Areas of focus include:

  • Polio and rotavirus vaccines in the developing world (Petri)
  • Molecular epidemiology of plasmid-encoded carbapenemases (Mathers)
  • Respiratory infections (Hughes)
  • Tuberculosis (Heysell, Houpt, Thomas)
  • Molecular epidemiology of gastrointestinal parasites, including amebiasis and cryptosporidiosis (Gilchrist)
  • Novel anaerobic antimicrobial agent Amixicile (Hoffman)
  • Live attenuated vaccines for prevention of tularemia (Mann)
  • Sepsis management in HIV-infected patients in Uganda (Moore)
  • Anti-IL-23 for Clostridium difficile (Petri)
  • Anthrax therapy by blocking TNF signaling (Scheld)
  • Mechanisms of antimicrobial resistance mechanisms (Sifri)
  • Broadly neutralizing HIV vaccines (Yuan)
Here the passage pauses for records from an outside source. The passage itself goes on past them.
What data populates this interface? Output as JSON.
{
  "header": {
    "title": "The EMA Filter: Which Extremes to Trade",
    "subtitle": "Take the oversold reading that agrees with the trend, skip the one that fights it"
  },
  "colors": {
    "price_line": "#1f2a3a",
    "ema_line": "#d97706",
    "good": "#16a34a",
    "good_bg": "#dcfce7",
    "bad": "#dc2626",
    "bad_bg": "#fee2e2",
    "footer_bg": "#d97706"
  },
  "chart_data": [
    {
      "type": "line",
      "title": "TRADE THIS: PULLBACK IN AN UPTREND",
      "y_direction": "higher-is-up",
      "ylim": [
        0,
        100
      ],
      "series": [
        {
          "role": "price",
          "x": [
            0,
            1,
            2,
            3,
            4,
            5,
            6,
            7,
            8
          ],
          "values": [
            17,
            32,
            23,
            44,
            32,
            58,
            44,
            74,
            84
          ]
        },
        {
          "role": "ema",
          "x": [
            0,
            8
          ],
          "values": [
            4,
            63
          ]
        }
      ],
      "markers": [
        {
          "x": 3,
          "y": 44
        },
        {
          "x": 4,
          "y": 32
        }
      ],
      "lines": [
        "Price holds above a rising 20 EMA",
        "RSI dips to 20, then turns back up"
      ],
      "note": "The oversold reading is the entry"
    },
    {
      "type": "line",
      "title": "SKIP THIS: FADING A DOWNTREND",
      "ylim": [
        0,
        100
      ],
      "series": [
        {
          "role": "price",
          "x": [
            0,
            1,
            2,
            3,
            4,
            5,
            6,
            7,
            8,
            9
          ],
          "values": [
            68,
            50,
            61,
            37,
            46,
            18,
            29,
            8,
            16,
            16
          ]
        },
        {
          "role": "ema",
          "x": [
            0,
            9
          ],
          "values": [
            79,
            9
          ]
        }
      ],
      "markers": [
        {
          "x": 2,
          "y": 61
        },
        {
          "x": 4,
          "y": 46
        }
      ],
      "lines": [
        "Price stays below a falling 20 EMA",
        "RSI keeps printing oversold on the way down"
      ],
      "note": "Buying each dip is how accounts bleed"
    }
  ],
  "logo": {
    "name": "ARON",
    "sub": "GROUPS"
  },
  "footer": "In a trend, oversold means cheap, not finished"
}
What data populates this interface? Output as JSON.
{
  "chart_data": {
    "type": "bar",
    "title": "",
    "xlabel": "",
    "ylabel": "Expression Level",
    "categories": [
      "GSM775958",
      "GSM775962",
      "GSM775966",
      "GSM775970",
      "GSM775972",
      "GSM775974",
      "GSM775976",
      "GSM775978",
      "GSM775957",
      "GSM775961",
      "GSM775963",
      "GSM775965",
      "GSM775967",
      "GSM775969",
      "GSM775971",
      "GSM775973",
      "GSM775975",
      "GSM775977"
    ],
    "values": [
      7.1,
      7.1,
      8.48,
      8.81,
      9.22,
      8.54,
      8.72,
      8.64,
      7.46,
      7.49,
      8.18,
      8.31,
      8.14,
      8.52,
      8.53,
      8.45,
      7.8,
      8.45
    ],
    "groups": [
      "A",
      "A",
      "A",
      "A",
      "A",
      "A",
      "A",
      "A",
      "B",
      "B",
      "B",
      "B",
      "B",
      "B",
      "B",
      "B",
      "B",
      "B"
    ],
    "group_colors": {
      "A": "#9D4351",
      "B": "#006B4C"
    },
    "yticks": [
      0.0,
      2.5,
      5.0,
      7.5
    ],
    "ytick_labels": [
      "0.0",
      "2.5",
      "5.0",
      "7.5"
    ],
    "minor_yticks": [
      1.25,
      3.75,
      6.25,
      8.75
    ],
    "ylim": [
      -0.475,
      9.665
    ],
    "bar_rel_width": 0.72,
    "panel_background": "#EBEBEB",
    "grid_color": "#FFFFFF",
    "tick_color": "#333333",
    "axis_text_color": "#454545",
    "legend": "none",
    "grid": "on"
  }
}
Faculty conduct clinical trials of vaccines, immune modulators, anti-viral agents, antifungals and antibiotics and have expertise in parasitology, bacteriology mycology, and virology as well as in epidemiology, clinical trials and host genetic susceptibility to infection.

The division’s international and global research partnerships are one of its great strengths. UVA faculty work collaboratively with university-based colleagues in many countries, with major partnerships at sites in Bangladesh, Brazil, Haiti, India, Pakistan, South Africa, Tanzania, and Uganda. A major five-year initiative, funded by a $15 million grant from the Bill and Melinda Gates Foundation addresses the critical issue of oral vaccination against polio and rotavirus in the developing world. Other major international research programs focus on access to potable water in South Africa, and treatment of HIV/AIDS in Uganda.

At UVA, faculty are developing new or improved ways to treat, diagnose or prevent infections from amebiasis, anthrax, tularemia, C.difficile, cryptosporidiosis, giardiasis, pneumonia and other emerging infectious diseases.